Bisnis.com, JAKARTA - Kementerian ESDM tengah menyusun kebijakan pertambangan nasional yang akan menjadi peta jalan (roadmap) pengembangan subsektor pertambangan mineral dan batu bara (minerba).

Direktur Jenderal Mineral dan Batubara Kementerian ESDM Bambang Gatot Ariyono mengatakan kebijakan pertambangan tersebut masih dibahas secara internal di Kementerian ESDM. Hasilnya, akan berupa roadmap atau pedoman pengembangan pertambangan Indonesia.

"Masih diproses di direktorat program.

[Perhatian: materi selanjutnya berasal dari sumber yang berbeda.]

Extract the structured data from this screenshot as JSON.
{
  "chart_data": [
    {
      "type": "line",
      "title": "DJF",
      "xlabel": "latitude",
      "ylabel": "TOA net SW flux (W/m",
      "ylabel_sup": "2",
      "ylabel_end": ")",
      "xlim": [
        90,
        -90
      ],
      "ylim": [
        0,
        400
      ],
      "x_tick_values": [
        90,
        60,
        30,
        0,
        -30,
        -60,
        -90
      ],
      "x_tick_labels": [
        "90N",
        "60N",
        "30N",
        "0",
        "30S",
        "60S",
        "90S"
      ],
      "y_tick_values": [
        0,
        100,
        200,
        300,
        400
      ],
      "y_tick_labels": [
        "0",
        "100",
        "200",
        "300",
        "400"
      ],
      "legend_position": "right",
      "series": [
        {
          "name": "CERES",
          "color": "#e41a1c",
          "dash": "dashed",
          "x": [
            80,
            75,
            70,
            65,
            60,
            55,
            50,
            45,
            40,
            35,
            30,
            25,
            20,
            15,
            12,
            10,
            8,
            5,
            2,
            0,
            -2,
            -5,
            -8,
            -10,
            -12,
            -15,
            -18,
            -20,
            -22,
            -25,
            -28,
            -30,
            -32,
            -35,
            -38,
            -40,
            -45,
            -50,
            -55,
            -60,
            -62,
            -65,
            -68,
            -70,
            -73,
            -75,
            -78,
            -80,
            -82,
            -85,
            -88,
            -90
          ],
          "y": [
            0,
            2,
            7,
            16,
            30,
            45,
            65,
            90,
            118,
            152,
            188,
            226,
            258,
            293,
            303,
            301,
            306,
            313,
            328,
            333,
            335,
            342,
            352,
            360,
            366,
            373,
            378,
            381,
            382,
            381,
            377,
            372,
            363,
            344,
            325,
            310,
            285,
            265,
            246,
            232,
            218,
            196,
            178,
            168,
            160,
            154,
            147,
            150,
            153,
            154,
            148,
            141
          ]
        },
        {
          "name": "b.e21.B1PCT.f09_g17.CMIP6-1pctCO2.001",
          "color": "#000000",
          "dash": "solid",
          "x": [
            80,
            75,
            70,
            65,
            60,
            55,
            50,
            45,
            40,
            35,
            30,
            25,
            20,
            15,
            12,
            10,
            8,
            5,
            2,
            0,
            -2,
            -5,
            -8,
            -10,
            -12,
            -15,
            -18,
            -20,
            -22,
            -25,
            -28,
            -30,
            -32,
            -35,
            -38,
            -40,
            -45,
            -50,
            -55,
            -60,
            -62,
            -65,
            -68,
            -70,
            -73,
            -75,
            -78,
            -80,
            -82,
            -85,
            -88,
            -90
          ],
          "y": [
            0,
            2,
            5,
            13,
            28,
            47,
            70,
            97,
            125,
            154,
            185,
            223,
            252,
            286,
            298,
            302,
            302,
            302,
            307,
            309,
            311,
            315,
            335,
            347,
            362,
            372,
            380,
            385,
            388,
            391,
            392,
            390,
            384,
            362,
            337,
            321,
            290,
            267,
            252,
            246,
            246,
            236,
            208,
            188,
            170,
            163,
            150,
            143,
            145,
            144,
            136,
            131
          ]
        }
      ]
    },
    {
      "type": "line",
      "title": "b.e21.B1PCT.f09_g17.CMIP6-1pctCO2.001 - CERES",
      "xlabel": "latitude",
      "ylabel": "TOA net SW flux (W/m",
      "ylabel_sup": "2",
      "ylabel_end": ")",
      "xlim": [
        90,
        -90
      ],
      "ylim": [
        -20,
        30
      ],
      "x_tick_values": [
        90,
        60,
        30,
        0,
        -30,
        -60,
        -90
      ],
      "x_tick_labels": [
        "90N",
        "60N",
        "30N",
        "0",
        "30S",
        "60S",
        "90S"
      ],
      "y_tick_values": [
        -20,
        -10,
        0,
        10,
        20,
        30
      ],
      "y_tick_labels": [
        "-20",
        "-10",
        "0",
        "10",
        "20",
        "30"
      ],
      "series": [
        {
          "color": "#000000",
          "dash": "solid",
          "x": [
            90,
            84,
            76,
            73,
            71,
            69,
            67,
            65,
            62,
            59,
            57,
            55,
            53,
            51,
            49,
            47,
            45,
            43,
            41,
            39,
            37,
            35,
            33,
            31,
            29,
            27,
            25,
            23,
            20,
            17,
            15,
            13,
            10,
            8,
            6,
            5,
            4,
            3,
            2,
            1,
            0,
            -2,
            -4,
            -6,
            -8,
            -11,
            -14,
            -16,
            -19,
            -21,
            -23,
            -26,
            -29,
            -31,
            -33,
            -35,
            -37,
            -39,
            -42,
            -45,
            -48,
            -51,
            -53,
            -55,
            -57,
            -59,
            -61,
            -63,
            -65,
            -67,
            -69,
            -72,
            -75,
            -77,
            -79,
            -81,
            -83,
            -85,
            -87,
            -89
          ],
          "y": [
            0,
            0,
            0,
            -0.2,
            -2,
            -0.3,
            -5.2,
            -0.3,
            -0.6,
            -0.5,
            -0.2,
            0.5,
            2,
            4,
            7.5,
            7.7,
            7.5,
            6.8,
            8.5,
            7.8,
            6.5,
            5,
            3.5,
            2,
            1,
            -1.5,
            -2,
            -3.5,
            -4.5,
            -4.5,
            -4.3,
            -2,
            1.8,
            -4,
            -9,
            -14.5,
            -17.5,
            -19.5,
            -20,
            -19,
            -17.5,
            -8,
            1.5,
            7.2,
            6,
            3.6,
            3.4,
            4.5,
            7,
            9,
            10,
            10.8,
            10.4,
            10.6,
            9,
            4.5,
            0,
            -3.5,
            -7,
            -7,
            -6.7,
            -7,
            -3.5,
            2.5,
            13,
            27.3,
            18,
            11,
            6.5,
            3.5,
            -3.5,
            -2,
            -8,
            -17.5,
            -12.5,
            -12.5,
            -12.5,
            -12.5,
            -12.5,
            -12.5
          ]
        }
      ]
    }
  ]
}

Nanti seperti itu [roadmap]. Masih dibahas," katanya di kantor Kementerian ESDM, Senin (26/2/2018).

Ada lima substansi pokok dalam kebijakan pertambangan nasional tersebut mulai dari kegiatan eksplorasi hingga pascatambang dan pemanfaatan komoditas.

Kebijakan pertambangan nasional yang disusun tersebut diharapkan dapat memberikan manfaat yang sebesar-besarnya bagi kepentingan pembangunan nasional, antara lain terjaminnya keamanan pasokan batu bara melalui kewajban pengutamaan pasokan batu bara untuk kebutuhan dalam negeri, serta terjaminnya keamanan pasokan mineral melalui kewajban pengutamaan pasokan mineral untuk kebutuhan dalam negeri.

Selain itu, kebijakan tersebut diharapkan juga mampu mendorong optimalisasi penerimaan negara dari pertambangan minerba, meningkatkan kapasitan dan kemampuan sumber daya manusia, meningkatkan partisipasi usaha lokal dan kandungan lokal, meningkatkan investasi pertambangan, peningkatan nilai tambah pertambangan, pengendalian produksi melalui penetapan produksi per-provinsi, dan peran pertambangan dalam pembangunan daerah.

Sebelumnya, Ketua Perhimpunan Ahli Pertambangan Indonesia (Perhapi) Tino Ardhyanto menilai belum adanya kebijakan khusus mineral dan batu bara membuat berbagai program yang berkaitan dengan sektor pertambangan seringkali tersendat.

Menurutnya, memang perlu ada kebijakan nasional terkait pertambangan yang bisa diimplementasikan lewat peraturan yang dikeluarkan oleh pemerintah.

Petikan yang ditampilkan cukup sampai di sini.